Ma è Ohlsson a spiegarci chiaramente la natura del problema: «In a moral dilemma, the agent acts wrongly whatever she does. Either all avaible alternatives are forbidden, or two or more actions that cannot conjointly be performed are morally required in the same situation, or one and the same action is both forbidden and absolutely obligatory»[9].

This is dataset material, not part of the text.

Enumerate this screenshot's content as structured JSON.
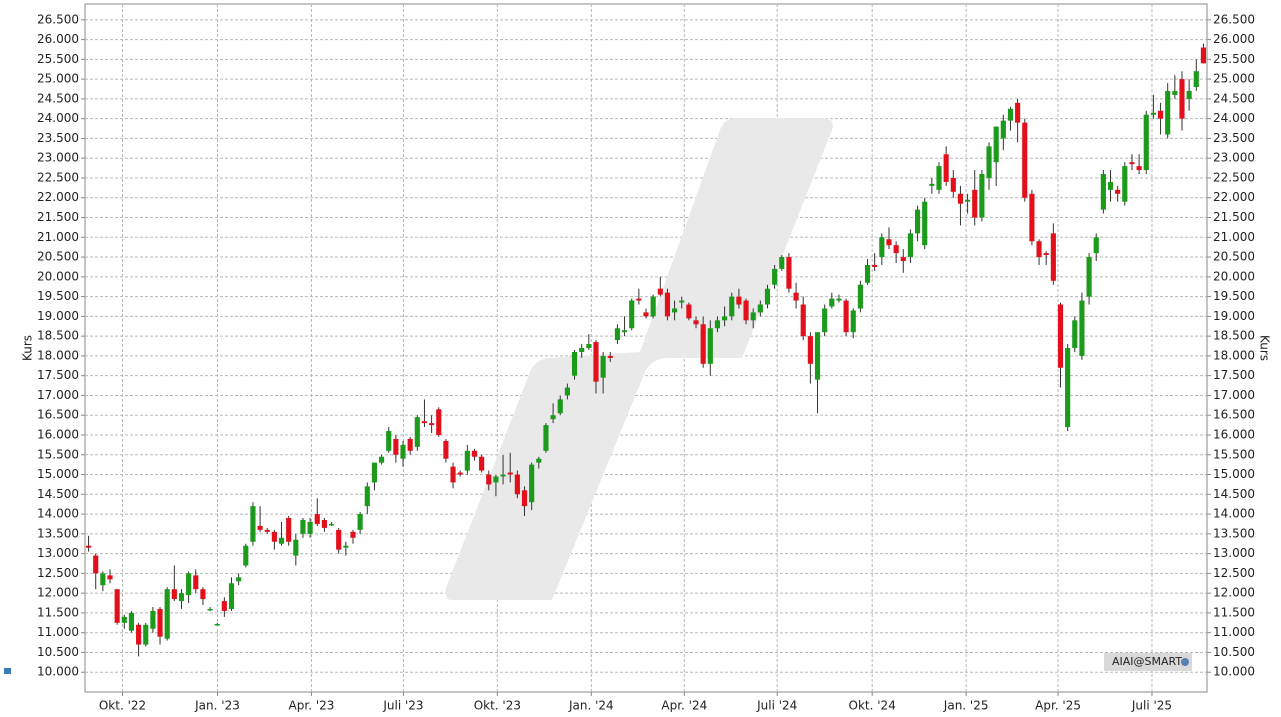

Questo dice il discorso teorico, ma possiamo davvero pensare che nella pratica, quotidiana e dei casi eccezionali, l'agente finisca con l'inazione, ossia con la non scelta, perché indisponibile? Aristotele non sarebbe d'accordo: la pratica viene comunque sempre prima della teoria. Peraltro, la non – scelta è davvero qualcosa di eterogeneo rispetto alla scelta? Francamente, ho I miei umanissimi dubbi. Ma questo è un altro discorso che consegno alle nebbie del mare.

Note
[1] Cfr. H. N. CastañedaThinking and Doing, Reidel, Dordrecht, 1975, p. 27.
[2] Cfr. J. HolboMoral Dilemmas and the Logic of Obligation, “American Philosophical Quarterly”, 3, 2002, p. 259.
[3] Cfr. PlatoneLa Repubblica, Laterza, Roma – Bari, 200610, p. 33 (I, 331 c).
[4] Cfr. J. P. SartreL’esistenzialismo è un umanismo, Mursia, Milano, 1996, pp. 43 – 4.
[5] Cfr. H. KelsenTeoria generale delle norme, Einaudi, Torino, 1985, p. 193.
[6] Cfr. G. S. McCord, Deontic Logic and the Priority of Moral Theory, “Mind”, 20, 1986, p. 180.
[7] Cfr. T. B. WeberThe Moral Dilemmas Debate, Deontic Logic, and the Impotence of Argument, “Argumentation”, 16, 2002, p. 461.
[8] Cfr. J. De HaanThe Definition of Moral Dilemmas: a Logical Problem, “Ethical Theory and Moral Practice”, 4, 2001, p. 269.
[9] Cfr. R. OhlssonWho Can Accept Moral Dilemmas?, “The Journal of Philosophy”, 8, 1993, p. 405.

Bibliografia

H. N. CastañedaThinking and Doing, Reidel, Dordrecht, 1975.
J. De HaanThe Definition of Moral Dilemmas: a Logical Problem, “Ethical Theory and Moral Practice”, 4, 2001, pp. .
J. Holbo, Moral Dilemmas and the Logic of Obligation, “American Philosophical Quarterly”, 3, 2002, pp. 259 – 274.
H. KelsenTeoria generale delle norme, Einaudi, Torino, 1985.
G. S. McCord, Deontic Logic and the Priority of Moral Theory, “Mind”, 20, 1986, pp. 179 – 197.
PlatoneLa Repubblica, Laterza, Roma – Bari, 200610.
R. Ohlsson, Who Can Accept Moral Dilemmas?, “The Journal of Philosophy”, 8, 1993, pp. 405 – 415.
J. P. SartreL’esistenzialismo è un umanismo, Mursia, Milano, 1996.
T. B. Weber, The Moral Dilemmas Debate, Deontic Logic, and the Impotence of Argument, “Argumentation”, 16, 2002, pp. 459 – 472.